Lisbon treaty and recession Europe, give us a kiss
Translation by:Andrew Christie
In these times of economic crisis Europe is able to laugh and is supposedly stronger for it. Even the Lisbon treaty gives a glimpse of light at the end of the tunnel. 2009 will be a decisive year
The cursed 'crisis' filling Europe’s headlines at the moment may also have some positive side-effects. In the worst crises people stick closer together, open up to new things, look for security and even question themselves. Now, in recession, this seems to be the case across Europe. Ireland, the Celtic tiger once respected as an EU rookie with a bright future, which flatly refused the Lisbon treaty in a June 2008 referendum, was the first to slip into recession, in 2008.
Only 33% of the Irish public remain opposed to the reform agreement
In times of crisis, however, a bid to reconcile differences with Europe suddenly no longer seems quite so utopian. According to an Irish Times study from 16 February, only 33% of the Irish public remain opposed to the reform agreement, in contrast to the 53.4% who threw themselves in its path just last year. All of a sudden it has become an urgent requirement on the Emerald Isle: a second referendum is planned by October at the latest. Rumours from inside the government suggest the repeat process might take place as soon as the European elections in June 2009.
European pulling power
The outcome of the Irish referendum will also be decisive in whether those sceptical EU divas, Vaclav Klaus and Lech Kaczynski, will eventually grace the Lisbon treaty with their signatures. Otherwise, the European 'L-word' will immediately become taboo. The ex-lover – the treaty of Nice – would then return to favour. At least on 19 February, the Czech parliament (the Czech Republic, temporarily holding presidency of the 27, is currently flavour of the month) stepped onto the Lisbon dancefloor which continues to reverberate with the ongoing financial crisis. The only thing missing now is the private audience in the senate, expected in April, and Klaus’s blessing. The Germans are just waiting for the Bundespräsident’s initials at the end of the treaty – Horst Kohler, however, wants to hang on for the decision of the German constitutional court, which is hearing several cases against the Lisbon treaty.

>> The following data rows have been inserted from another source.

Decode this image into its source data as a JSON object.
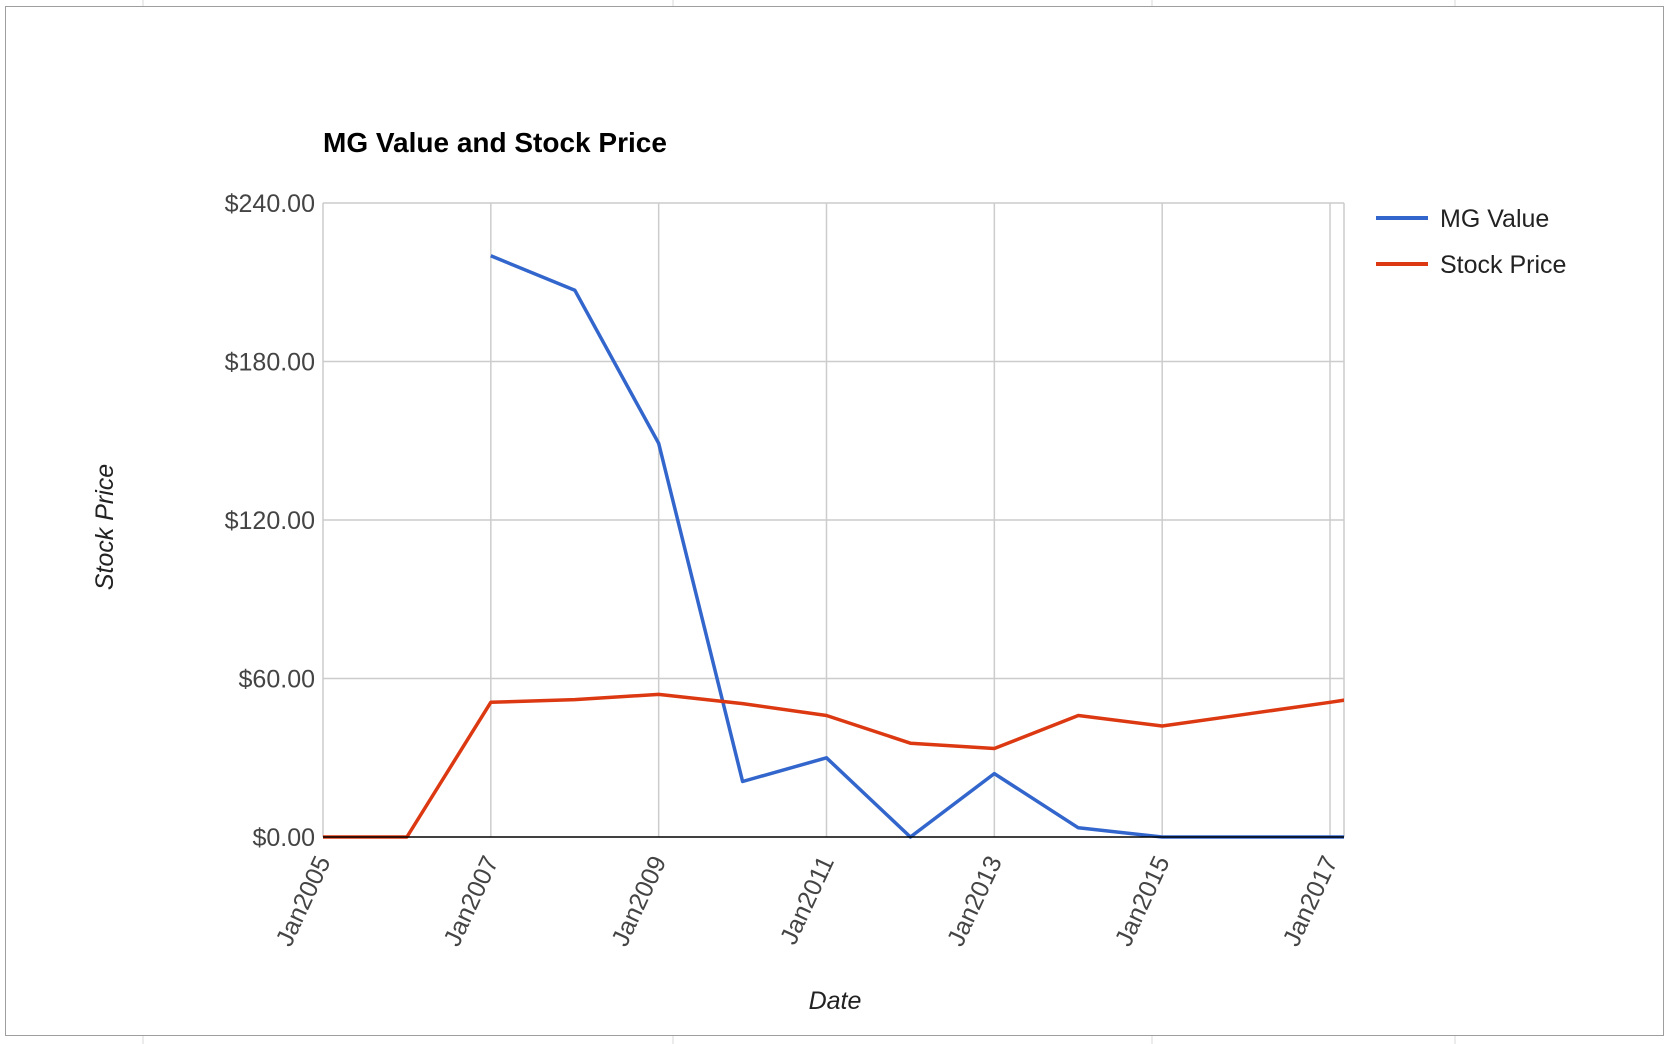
{
  "colors": {
    "mg_value": "#3366cc",
    "stock_price": "#dc3912",
    "gridline": "#cccccc",
    "baseline": "#000000"
  },
  "chart_data": {
    "type": "line",
    "title": "MG Value and Stock Price",
    "xlabel": "Date",
    "ylabel": "Stock Price",
    "x": [
      "2005-01",
      "2006-01",
      "2007-01",
      "2008-01",
      "2009-01",
      "2010-01",
      "2011-01",
      "2012-01",
      "2013-01",
      "2014-01",
      "2015-01",
      "2016-01",
      "2017-01",
      "2017-06"
    ],
    "xlim": [
      "2005-01",
      "2017-03"
    ],
    "x_ticks": [
      "Jan2005",
      "Jan2007",
      "Jan2009",
      "Jan2011",
      "Jan2013",
      "Jan2015",
      "Jan2017"
    ],
    "ylim": [
      0,
      240
    ],
    "y_ticks": [
      "$0.00",
      "$60.00",
      "$120.00",
      "$180.00",
      "$240.00"
    ],
    "grid": true,
    "legend_position": "right",
    "series": [
      {
        "name": "MG Value",
        "color": "#3366cc",
        "values": [
          null,
          null,
          220,
          207,
          149,
          21,
          30,
          0,
          24,
          3.5,
          0,
          0,
          0,
          0
        ]
      },
      {
        "name": "Stock Price",
        "color": "#dc3912",
        "values": [
          0,
          0,
          51,
          52,
          54,
          50.5,
          46,
          35.5,
          33.5,
          46,
          42,
          46.5,
          51,
          53
        ]
      }
    ]
  }
}
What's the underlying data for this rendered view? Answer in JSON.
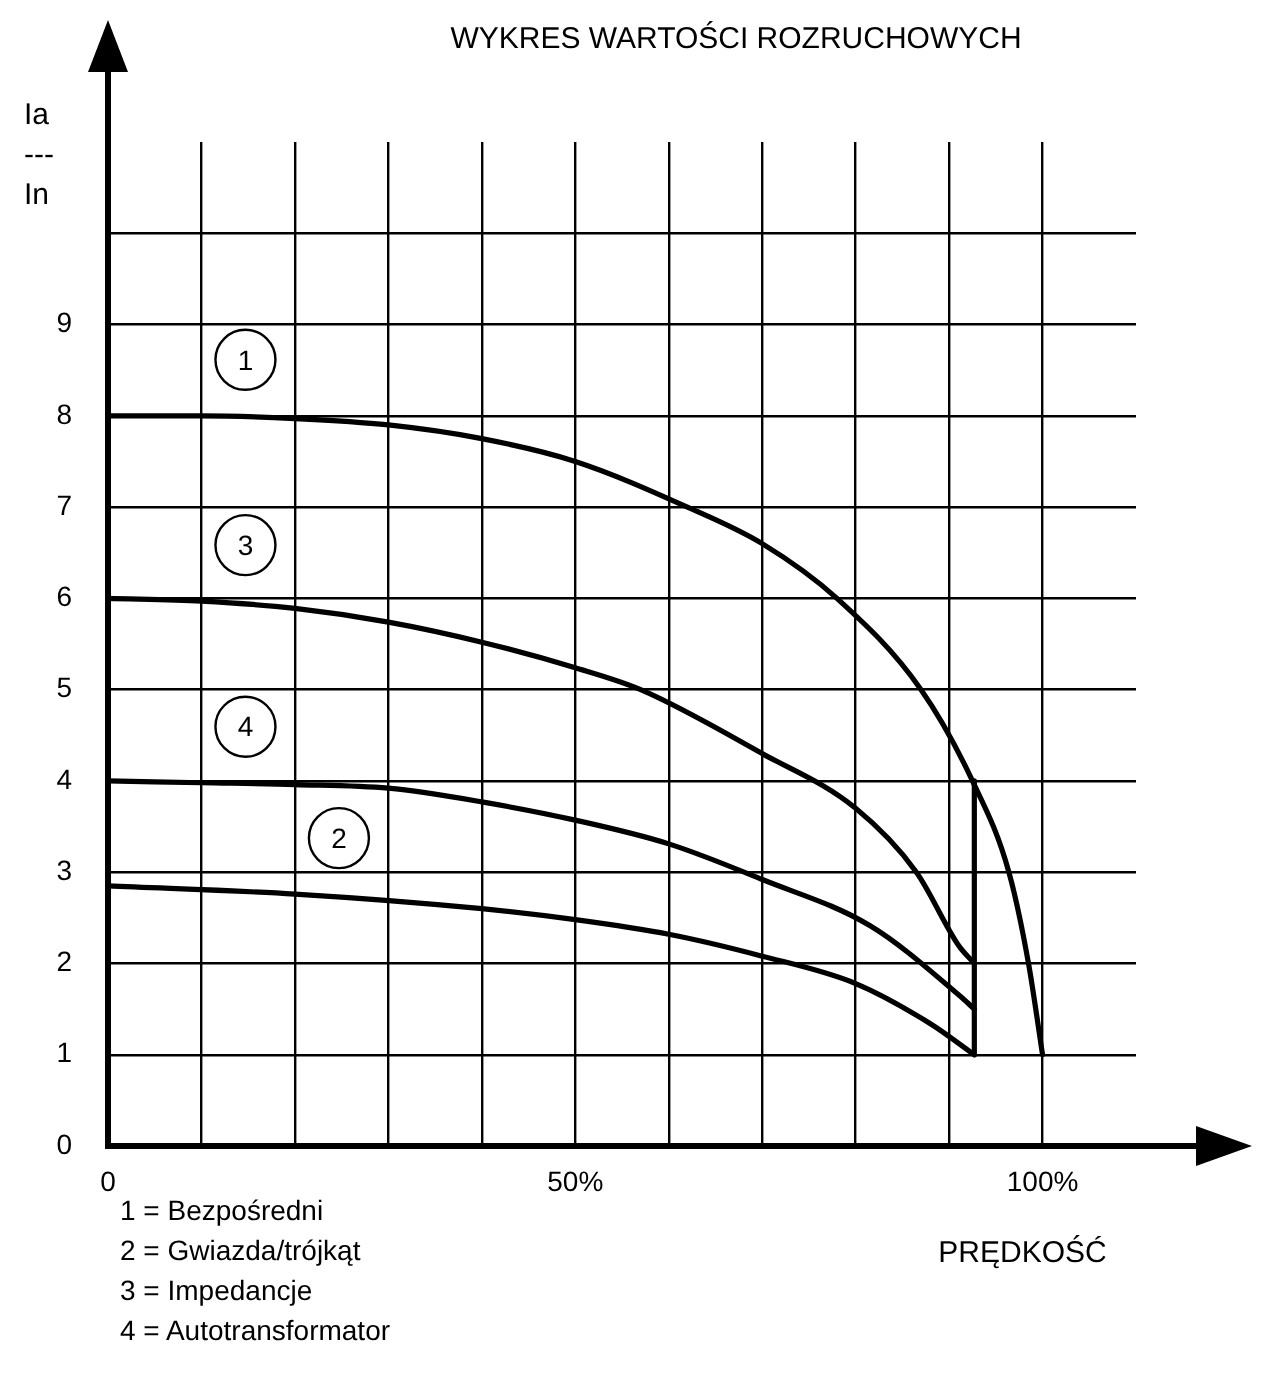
{
  "chart_data": {
    "type": "line",
    "title": "WYKRES WARTOŚCI ROZRUCHOWYCH",
    "xlabel": "PRĘDKOŚĆ",
    "ylabel": "Ia\n---\nIn",
    "xlim": [
      0,
      110
    ],
    "ylim": [
      0,
      11
    ],
    "xticks": [
      0,
      {
        "value": 10,
        "label": null
      },
      {
        "value": 20,
        "label": null
      },
      {
        "value": 30,
        "label": null
      },
      {
        "value": 40,
        "label": null
      },
      {
        "value": 50,
        "label": "50%"
      },
      {
        "value": 60,
        "label": null
      },
      {
        "value": 70,
        "label": null
      },
      {
        "value": 80,
        "label": null
      },
      {
        "value": 90,
        "label": null
      },
      {
        "value": 100,
        "label": "100%"
      }
    ],
    "yticks": [
      0,
      1,
      2,
      3,
      4,
      5,
      6,
      7,
      8,
      9,
      {
        "value": 10,
        "label": null
      }
    ],
    "grid": true,
    "marker": "none",
    "line_style": "solid",
    "series": [
      {
        "name": "1",
        "color": "#000000",
        "x": [
          0,
          10,
          20,
          30,
          40,
          50,
          62,
          70,
          78,
          87,
          92.5,
          96.4,
          98.5,
          100
        ],
        "values": [
          8,
          8,
          7.97,
          7.9,
          7.75,
          7.5,
          7,
          6.6,
          6,
          5,
          4,
          3,
          2,
          1
        ]
      },
      {
        "name": "3",
        "color": "#000000",
        "x": [
          0,
          10,
          20,
          30,
          40,
          50,
          57,
          70,
          80,
          86.5,
          91,
          92.7
        ],
        "values": [
          6,
          5.97,
          5.89,
          5.74,
          5.52,
          5.24,
          5,
          4.3,
          3.7,
          3,
          2.2,
          2
        ]
      },
      {
        "name": "4",
        "color": "#000000",
        "x": [
          0,
          10,
          20,
          30,
          40,
          50,
          60,
          70,
          81.6,
          91.2,
          92.7
        ],
        "values": [
          4,
          3.98,
          3.96,
          3.92,
          3.77,
          3.57,
          3.31,
          2.92,
          2.41,
          1.64,
          1.5
        ]
      },
      {
        "name": "2",
        "color": "#000000",
        "x": [
          0,
          20,
          40,
          50,
          60,
          70,
          80,
          88,
          92.7
        ],
        "values": [
          2.85,
          2.76,
          2.6,
          2.48,
          2.32,
          2.08,
          1.78,
          1.34,
          1
        ]
      },
      {
        "color": "#000000",
        "x": [
          92.7,
          92.7
        ],
        "values": [
          1,
          4
        ]
      }
    ],
    "annotations": [
      "1 = Bezpośredni",
      "2 = Gwiazda/trójkąt",
      "3 = Impedancje",
      "4 = Autotransformator"
    ]
  }
}
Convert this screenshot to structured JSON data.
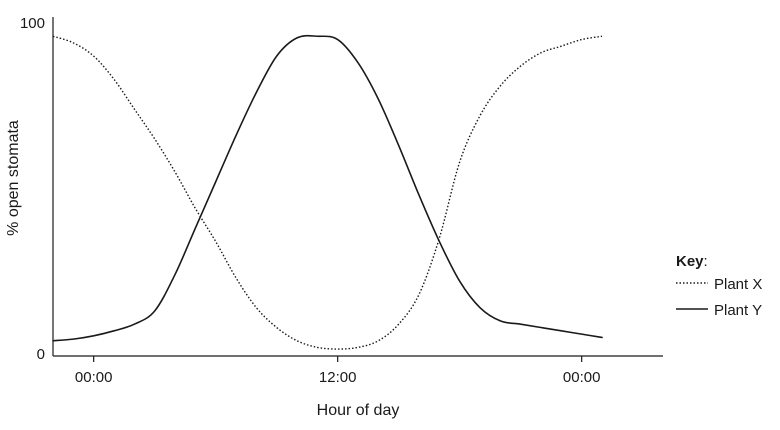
{
  "chart_data": {
    "type": "line",
    "title": "",
    "xlabel": "Hour of day",
    "ylabel": "% open stomata",
    "ylim": [
      0,
      100
    ],
    "xlim": [
      -2,
      28
    ],
    "y_ticks": [
      {
        "value": 0,
        "label": "0"
      },
      {
        "value": 100,
        "label": "100"
      }
    ],
    "x_ticks": [
      {
        "value": 0,
        "label": "00:00"
      },
      {
        "value": 12,
        "label": "12:00"
      },
      {
        "value": 24,
        "label": "00:00"
      }
    ],
    "legend": {
      "title": "Key",
      "title_suffix": ":",
      "placement": "right"
    },
    "series": [
      {
        "name": "Plant X",
        "style": "dotted",
        "color": "#1a1a1a",
        "x": [
          -2,
          -1,
          0,
          1,
          2,
          3,
          4,
          5,
          6,
          7,
          8,
          9,
          10,
          11,
          12,
          13,
          14,
          15,
          16,
          17,
          18,
          19,
          20,
          21,
          22,
          23,
          24,
          25
        ],
        "y": [
          96,
          94,
          90,
          83,
          74,
          65,
          55,
          44,
          34,
          23,
          14,
          8,
          4,
          2,
          1.5,
          2,
          4,
          9,
          18,
          35,
          58,
          72,
          81,
          87,
          91,
          93,
          95,
          96
        ]
      },
      {
        "name": "Plant Y",
        "style": "solid",
        "color": "#1a1a1a",
        "x": [
          -2,
          -1,
          0,
          1,
          2,
          3,
          4,
          5,
          6,
          7,
          8,
          9,
          10,
          11,
          12,
          13,
          14,
          15,
          16,
          17,
          18,
          19,
          20,
          21,
          22,
          23,
          24,
          25
        ],
        "y": [
          4,
          4.5,
          5.5,
          7,
          9,
          13,
          24,
          38,
          52,
          66,
          79,
          90,
          95.5,
          96,
          95,
          88,
          77,
          63,
          48,
          34,
          22,
          14,
          10,
          9,
          8,
          7,
          6,
          5
        ]
      }
    ]
  }
}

The European single currency is another safety blanket in these times of financial crisis. Iceland, Hungary, Sweden and Denmark, who are not Eurozone members, have had to suffer the greatest losses. Iceland, home of Björk, which was only saved from bankruptcy by the skin of its teeth, is currently preparing for new elections, and according to The Guardian, possibly also an application for EU membership. It might even join the ranks as early as 2011 along with Croatia: this speed-date would be the quickest entry in the history of the EU. Even in traditionally eurosceptic Denmark, prime minister Anders Fogh Rasmussen intends to hold another vote on the euro in 2009.
Despite internal squabbles, the EU seems to display more staying power when the going gets tough, and with the – admittedly tarnished – appeal of the eurozone it has some pulling power. But half the grief equals half the pain. It is to be hoped that the Lisbon treaty is not just a stopgap to raise Europe’s spirits while it is on the rebound, only to be chucked again after the crisis is over.